Вошел начальник его канцелярии, старик с пергаментной кожей и голым пятнистым черепом, — единственный приближенный, которому Хорти полностью доверял.
— Кальман, — сказал тот.
— Что Кальман?
— В Будапеште. Гитлер присвоил ему почетного арийца и право жить в Австрии. А Кальман сказал, что считает себя венгром, и уехал.
— Ну и ну! — вскинул брови Хорти. — Откуда такая прыть?
— Нам его прыть ни к чему. Он здесь не нужен.
— Отошлем назад.
— За него просят все Эстергази.
— Пусть и дают ему убежище.
— Адмирал или в очень хорошем, или в очень дурном настроении, — ворчливо сказал начальник канцелярии. — Тут не до шуток.
— Да. Такого оскорбления Гитлер не простит. Что вы предлагаете?
— Дать ему и всей семье венгерские паспорта и венгерский флажок на радиатор. Пусть катят во Францию, а оттуда в Америку. Через «большую лужу» гестапо его не достанет.
— Вот не знал, что вы такой поклонник оперетты!
— Я ее терпеть не могу. Признаю только органную музыку добаховского периода. Но это мое личное дело. А Кальман принадлежит миру.
— Да… — задумчиво сказал Хорти. — Он принадлежит миру, этот маленький, пожилой, слабый человек. А мир — не фикция?.. А будущее — не фикция?.. Кто знает?.. Во всяком случае, раз в жизни можно позволить себе добрый поступок…
Довольно невзрачный, старый, но знавший лучшие дни океанский лайнер «Котте ди Савойя» приближался к концу своего долгого путешествия, к земле обетованной многочисленных беженцев из Европы.
…Кальман стоял на палубе и неотрывно глядел на пенящиеся валы; казалось, волны убегают к милой и проклятой Европе, которую его семья покинула в лихорадочной спешке — война могла разразиться со дня на день.
Полгода, проведенные в Париже, стоили Кальману многих лет жизни. Зловещая тьма расплывалась над Европой, гася одну звезду за другой, а Париж, то ли бросая вызов року, то ли в бездумье обреченности, жег свою ночь лохматыми кострами бесшабашного, больного веселья. И Верушка очертя голову кинулась в этот огонь — Жанна д'Арк безрассудства и наслаждений. Никогда еще так самозабвенно не отплясывал Париж — ритм румбы захватил даже министра иностранных дел Бонне, которому естественней было бы в роковые дни напрягать голову, а не ноги, — никогда еще Париж так самозабвенно не влюблялся.
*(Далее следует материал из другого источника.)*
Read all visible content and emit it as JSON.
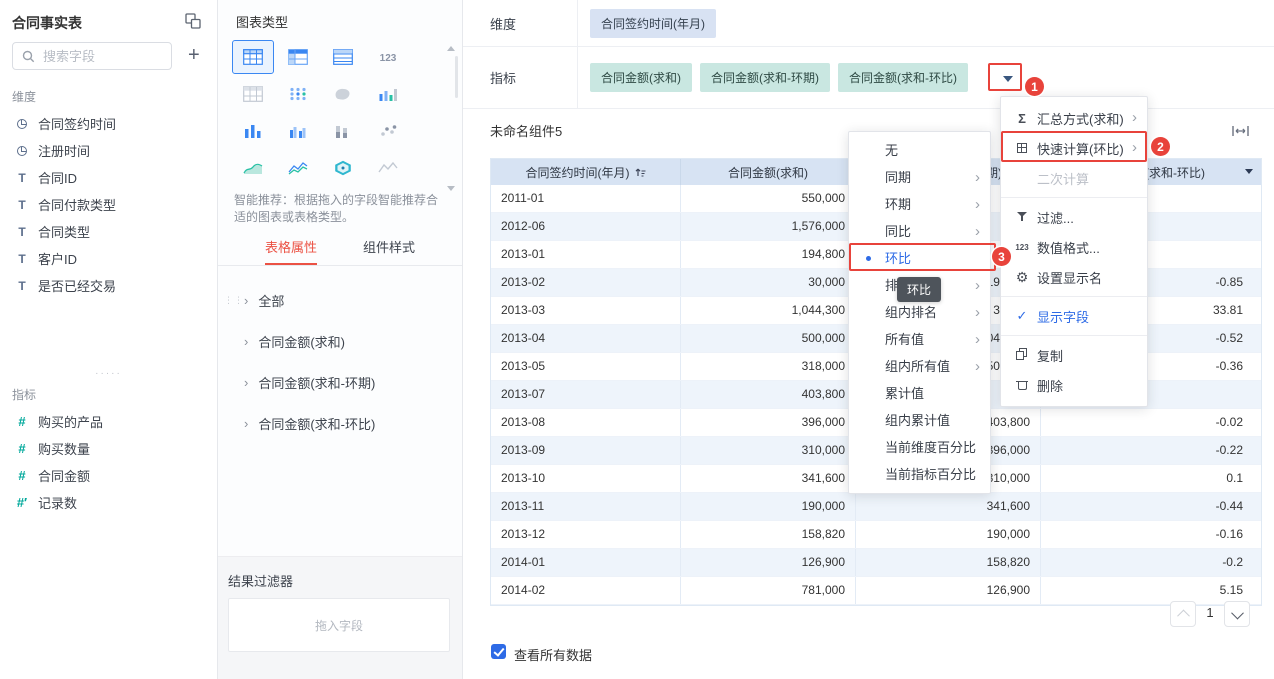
{
  "colors": {
    "annotation_red": "#e8433b",
    "primary_blue": "#2e6be6",
    "dimension_pill": "#d8e2f3",
    "measure_pill": "#c9e7e1",
    "table_header_bg": "#d7e3f3",
    "table_row_alt_bg": "#eef4fb",
    "active_tab_red": "#eb5244",
    "measure_icon_teal": "#00a89b"
  },
  "left_sidebar": {
    "title": "合同事实表",
    "search": {
      "placeholder": "搜索字段"
    },
    "dimensions_label": "维度",
    "dimension_fields": [
      {
        "icon": "clock",
        "label": "合同签约时间"
      },
      {
        "icon": "clock",
        "label": "注册时间"
      },
      {
        "icon": "text",
        "label": "合同ID"
      },
      {
        "icon": "text",
        "label": "合同付款类型"
      },
      {
        "icon": "text",
        "label": "合同类型"
      },
      {
        "icon": "text",
        "label": "客户ID"
      },
      {
        "icon": "text",
        "label": "是否已经交易"
      }
    ],
    "measures_label": "指标",
    "measure_fields": [
      {
        "icon": "num",
        "label": "购买的产品"
      },
      {
        "icon": "num",
        "label": "购买数量"
      },
      {
        "icon": "num",
        "label": "合同金额"
      },
      {
        "icon": "count",
        "label": "记录数"
      }
    ]
  },
  "chart_panel": {
    "title": "图表类型",
    "chart_type_icons": [
      "group-table",
      "cross-table",
      "detail-table",
      "kpi-card",
      "pivot-table",
      "point-chart",
      "filled-map",
      "multi-column",
      "column-chart",
      "column-duo",
      "stacked-chart",
      "scatter-chart",
      "area-chart",
      "line-chart",
      "gauge-chart",
      "spark-line"
    ],
    "selected_chart_type": "group-table",
    "hint": "智能推荐：根据拖入的字段智能推荐合适的图表或表格类型。",
    "tabs": [
      {
        "label": "表格属性",
        "active": true
      },
      {
        "label": "组件样式",
        "active": false
      }
    ],
    "property_groups": [
      {
        "label": "全部",
        "handle": true
      },
      {
        "label": "合同金额(求和)"
      },
      {
        "label": "合同金额(求和-环期)"
      },
      {
        "label": "合同金额(求和-环比)"
      }
    ],
    "result_filter": {
      "title": "结果过滤器",
      "dropzone_placeholder": "拖入字段"
    }
  },
  "shelves": {
    "dimension_label": "维度",
    "dimension_pills": [
      "合同签约时间(年月)"
    ],
    "measure_label": "指标",
    "measure_pills": [
      "合同金额(求和)",
      "合同金额(求和-环期)",
      "合同金额(求和-环比)"
    ]
  },
  "component": {
    "title": "未命名组件5",
    "view_all_label": "查看所有数据",
    "page_number": "1"
  },
  "chart_data": {
    "type": "table",
    "columns": [
      "合同签约时间(年月)",
      "合同金额(求和)",
      "合同金额(求和-环期)",
      "合同金额(求和-环比)"
    ],
    "rows": [
      [
        "2011-01",
        "550,000",
        "",
        ""
      ],
      [
        "2012-06",
        "1,576,000",
        "",
        ""
      ],
      [
        "2013-01",
        "194,800",
        "",
        ""
      ],
      [
        "2013-02",
        "30,000",
        "194,800",
        "-0.85"
      ],
      [
        "2013-03",
        "1,044,300",
        "30,000",
        "33.81"
      ],
      [
        "2013-04",
        "500,000",
        "1,044,300",
        "-0.52"
      ],
      [
        "2013-05",
        "318,000",
        "500,000",
        "-0.36"
      ],
      [
        "2013-07",
        "403,800",
        "",
        ""
      ],
      [
        "2013-08",
        "396,000",
        "403,800",
        "-0.02"
      ],
      [
        "2013-09",
        "310,000",
        "396,000",
        "-0.22"
      ],
      [
        "2013-10",
        "341,600",
        "310,000",
        "0.1"
      ],
      [
        "2013-11",
        "190,000",
        "341,600",
        "-0.44"
      ],
      [
        "2013-12",
        "158,820",
        "190,000",
        "-0.16"
      ],
      [
        "2014-01",
        "126,900",
        "158,820",
        "-0.2"
      ],
      [
        "2014-02",
        "781,000",
        "126,900",
        "5.15"
      ]
    ]
  },
  "quick_calc_menu": {
    "items": [
      {
        "label": "无"
      },
      {
        "label": "同期",
        "submenu": true
      },
      {
        "label": "环期",
        "submenu": true
      },
      {
        "label": "同比",
        "submenu": true
      },
      {
        "label": "环比",
        "selected": true
      },
      {
        "label": "排名",
        "submenu": true
      },
      {
        "label": "组内排名",
        "submenu": true
      },
      {
        "label": "所有值",
        "submenu": true
      },
      {
        "label": "组内所有值",
        "submenu": true
      },
      {
        "label": "累计值"
      },
      {
        "label": "组内累计值"
      },
      {
        "label": "当前维度百分比"
      },
      {
        "label": "当前指标百分比"
      }
    ]
  },
  "field_menu": {
    "items": [
      {
        "icon": "sum",
        "label": "汇总方式(求和)",
        "submenu": true
      },
      {
        "icon": "calc",
        "label": "快速计算(环比)",
        "submenu": true,
        "highlighted": true
      },
      {
        "icon": "",
        "label": "二次计算",
        "disabled": true,
        "divider_after": true
      },
      {
        "icon": "filter",
        "label": "过滤..."
      },
      {
        "icon": "numfmt",
        "label": "数值格式..."
      },
      {
        "icon": "gear",
        "label": "设置显示名",
        "divider_after": true
      },
      {
        "icon": "check",
        "label": "显示字段",
        "checked": true,
        "divider_after": true
      },
      {
        "icon": "copy",
        "label": "复制"
      },
      {
        "icon": "trash",
        "label": "删除"
      }
    ]
  },
  "tooltip_text": "环比",
  "annotations": {
    "badge1": "1",
    "badge2": "2",
    "badge3": "3"
  }
}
И тщетно утешал себя Кальман, что с самого начала провидел свою участь, что тридцать лет возрастной разницы неминуемо скажутся рано или поздно и что ревность — законное человеческое чувство, которое так же необходимо испытать каждому, как любовь, страсть, упоение, печаль и отчаяние, — все это мало помогало. Боль давила его так поздно проснувшееся сердце, он был глубоко несчастен и утратил душевную высоту в своем страдании. Отвратительные, унижающие в первую голову его самого сцены ревности, бессмысленные, ничего не разрешающие объяснения, потоки самозащитной лжи лишь способствовали разъединению. Он не хотел за океан, но стал почти счастлив, когда широкая полоса воды отделила борт старой посудины «Котте ди Савойя» от набережной Гавра.